No, Chellam. They wouldn't be able to understand, not if the mistress were as exquisite as a Mughal empress in a fountained garden, not even if she were as fair as daylight itself. Look, look at Aasha's fierce and unyielding eye; recognize this thing with which you're toying, because you'll come to know it well soon enough. Fire. A ticking bomb. A lit Deepavali sparkler, spitting its sparks closer and closer to your spellbound hands. These are no superficial alliances you're stoking; this is no impartial audience. You're shortsighted in ways no spectacles will ever fix: you're forgetting the thickness and pull of blood. For suggesting that a fair-skinned mistress would be a tolerable thorn in the side of this family, you'll not be forgiven here.
That chill in the air isn't just Uma opening the fridge to get more ice water, but Chellam, oblivious, goes on: "And you know what, Maddam, she got a big hole in her mouth! Tooth come out already or what, I don't know. So ugly this woman and still Master following-following her! Maybe she put charm on Master, Maddam. She got one Chinese bomoh giving her black magic."

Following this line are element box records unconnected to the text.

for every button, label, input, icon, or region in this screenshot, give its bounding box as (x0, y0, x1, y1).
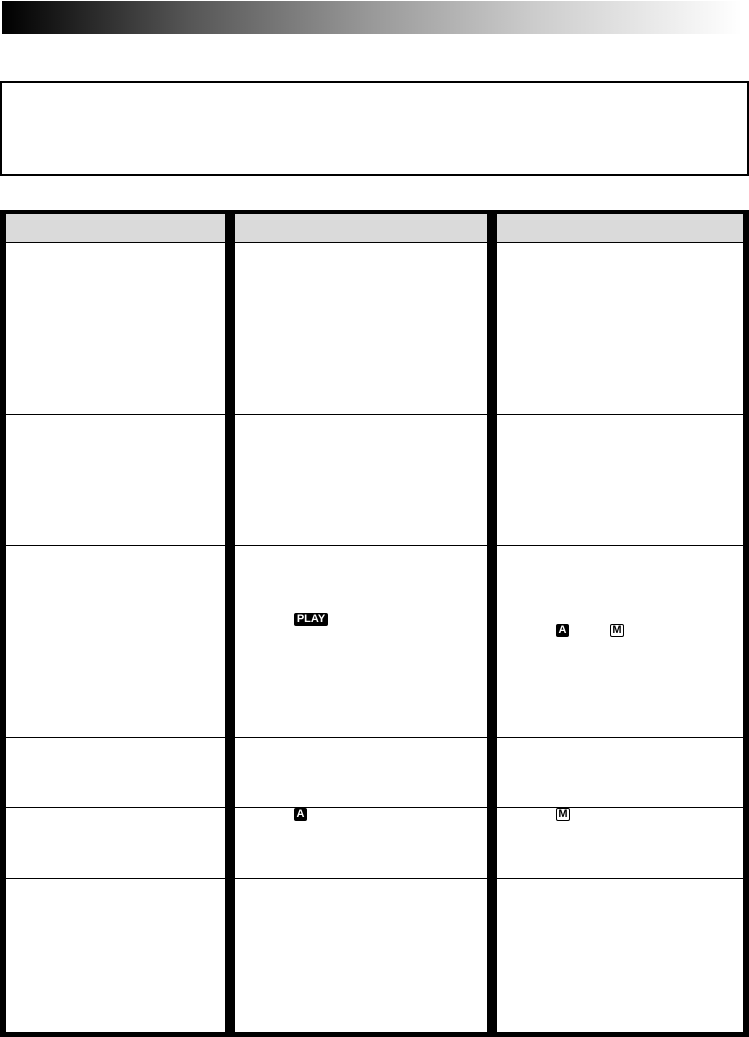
table-cell (497, 879, 743, 1032)
manual-mode-icon: M (556, 808, 570, 821)
manual-mode-icon: M (610, 624, 624, 637)
troubleshooting-table (0, 210, 749, 1037)
section-header-bar (2, 1, 742, 34)
table-cell (6, 808, 225, 878)
table-cell (497, 808, 743, 878)
table-cell (497, 415, 743, 545)
header-cell (497, 214, 743, 242)
table-cell (497, 546, 743, 737)
header-cell (235, 214, 487, 242)
table-cell (6, 879, 225, 1032)
table-cell (497, 738, 743, 807)
table-cell (235, 243, 487, 414)
table-cell (6, 243, 225, 414)
table-cell (6, 546, 225, 737)
table-cell (497, 243, 743, 414)
table-cell (235, 738, 487, 807)
auto-mode-icon: A (294, 808, 307, 821)
table-cell (6, 415, 225, 545)
header-cell (6, 214, 225, 242)
table-cell (235, 879, 487, 1032)
table-cell (235, 546, 487, 737)
play-mode-icon: PLAY (294, 613, 328, 626)
table-cell (235, 415, 487, 545)
table-cell (235, 808, 487, 878)
note-box (0, 81, 749, 176)
auto-mode-icon: A (556, 624, 569, 637)
table-cell (6, 738, 225, 807)
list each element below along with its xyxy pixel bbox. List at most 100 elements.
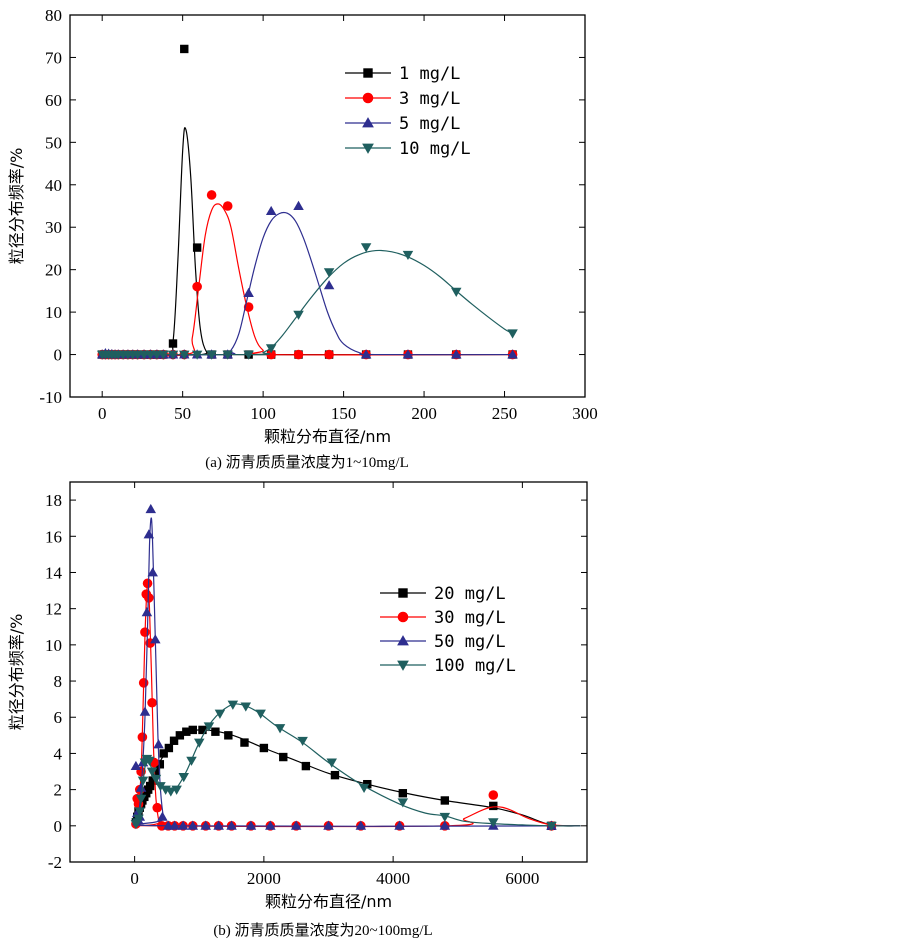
- data-point: [164, 743, 174, 753]
- data-point: [451, 287, 462, 297]
- data-point: [259, 743, 269, 753]
- data-point: [187, 820, 199, 830]
- data-point: [165, 787, 177, 797]
- data-point: [198, 725, 207, 735]
- data-point: [394, 820, 405, 830]
- y-tick-label: 80: [45, 6, 62, 25]
- data-point: [402, 250, 414, 261]
- x-tick-label: 100: [250, 404, 276, 423]
- legend-label: 20 mg/L: [434, 584, 506, 604]
- data-point: [169, 820, 180, 830]
- data-point: [180, 44, 189, 54]
- chart-a: 0 50 100 150 200 250 300 -10 0 10 20 30 40 50 60 70 80 颗粒…: [7, 6, 598, 471]
- series-line: [102, 203, 513, 357]
- legend-marker: [398, 588, 408, 598]
- data-point: [213, 820, 224, 830]
- legend-label: 100 mg/L: [434, 656, 516, 676]
- data-point: [159, 749, 168, 758]
- data-point: [155, 782, 166, 792]
- data-point: [293, 310, 304, 320]
- data-point: [355, 820, 367, 830]
- data-point: [546, 821, 557, 832]
- x-tick-label: 0: [98, 404, 107, 423]
- data-point: [240, 702, 252, 712]
- y-tick-label: 8: [54, 672, 63, 691]
- series-line: [102, 211, 513, 356]
- legend-entry: 3 mg/L: [345, 89, 460, 109]
- legend: 1 mg/L 3 mg/L 5 mg/L 10 mg/L: [345, 64, 471, 159]
- data-point: [138, 678, 149, 688]
- x-tick-label: 50: [174, 404, 191, 423]
- y-tick-label: -10: [39, 388, 62, 407]
- data-point: [398, 789, 408, 798]
- figure-caption: (b) 沥青质质量浓度为20~100mg/L: [213, 922, 432, 939]
- x-tick-label: 6000: [505, 869, 539, 888]
- data-point: [146, 767, 158, 777]
- y-tick-label: 16: [45, 527, 62, 546]
- y-tick-label: -2: [48, 853, 62, 872]
- data-point: [206, 190, 217, 200]
- y-tick-label: 50: [45, 133, 62, 152]
- x-tick-label: 150: [331, 404, 357, 423]
- series-line: [134, 703, 581, 827]
- x-tick-label: 4000: [376, 869, 410, 888]
- data-point: [139, 706, 151, 716]
- series-line: [134, 582, 581, 828]
- plot-frame: [69, 481, 588, 863]
- data-point: [144, 756, 155, 766]
- data-point: [178, 773, 189, 783]
- y-tick-label: 10: [45, 303, 62, 322]
- chart-b: 0 2000 4000 6000 -2 0 2 4 6 8 10 12 14 16 18 颗粒分布直径/nm 粒…: [7, 481, 588, 939]
- y-tick-label: 60: [45, 91, 62, 110]
- data-point: [168, 339, 178, 348]
- data-point: [265, 344, 277, 354]
- y-tick-label: 10: [45, 636, 62, 655]
- data-point: [274, 724, 286, 734]
- data-point: [143, 529, 155, 539]
- y-axis-title: 粒径分布频率/%: [7, 614, 26, 731]
- y-tick-label: 0: [54, 817, 63, 836]
- data-point: [137, 732, 148, 742]
- data-point: [135, 794, 147, 804]
- legend-marker: [362, 117, 374, 128]
- data-point: [266, 349, 276, 360]
- data-point: [451, 349, 462, 359]
- data-point: [167, 350, 179, 360]
- data-point: [150, 774, 162, 785]
- data-point: [358, 783, 370, 794]
- data-point: [169, 736, 179, 745]
- x-tick-label: 200: [411, 404, 437, 423]
- data-point: [402, 349, 414, 359]
- legend: 20 mg/L 30 mg/L 50 mg/L 100 mg/L: [380, 584, 516, 676]
- data-point: [135, 782, 147, 792]
- data-point: [147, 567, 158, 577]
- data-point: [137, 776, 149, 786]
- series-line: [102, 127, 513, 357]
- y-tick-label: 70: [45, 48, 62, 67]
- data-point: [214, 709, 226, 719]
- data-point: [141, 607, 153, 617]
- series-3-mg-L: [97, 190, 518, 360]
- series-100-mg-L: [130, 700, 581, 832]
- data-point: [152, 802, 163, 813]
- legend-marker: [397, 611, 409, 623]
- legend-label: 50 mg/L: [434, 632, 506, 652]
- plot-frame: [69, 14, 586, 398]
- series-5-mg-L: [96, 200, 518, 359]
- y-tick-label: 30: [45, 218, 62, 237]
- y-tick-label: 20: [45, 261, 62, 280]
- y-tick-label: 18: [45, 491, 62, 510]
- legend-label: 5 mg/L: [399, 114, 460, 134]
- data-point: [243, 350, 254, 360]
- data-point: [293, 200, 304, 210]
- data-point: [150, 634, 161, 644]
- data-point: [203, 722, 215, 732]
- data-point: [293, 349, 304, 360]
- data-point: [324, 349, 334, 360]
- data-point: [224, 731, 233, 740]
- data-point: [140, 627, 150, 637]
- legend-marker: [363, 68, 373, 78]
- data-point: [323, 820, 334, 830]
- data-point: [179, 350, 190, 360]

More deficiencies follow the description of the tooth hole: oily hair, blotchy skin, rough hands with cracked and dirty nails (worn, though Chellam does not know it, from nights of washing dishes in an enormous plastic basin, evenings of scrubbing sooty woks, mornings of plucking the heads off prawns). "Not high class," Chellam says. "Cannot speak English also. Master talking to all of them in Malay, Maddam."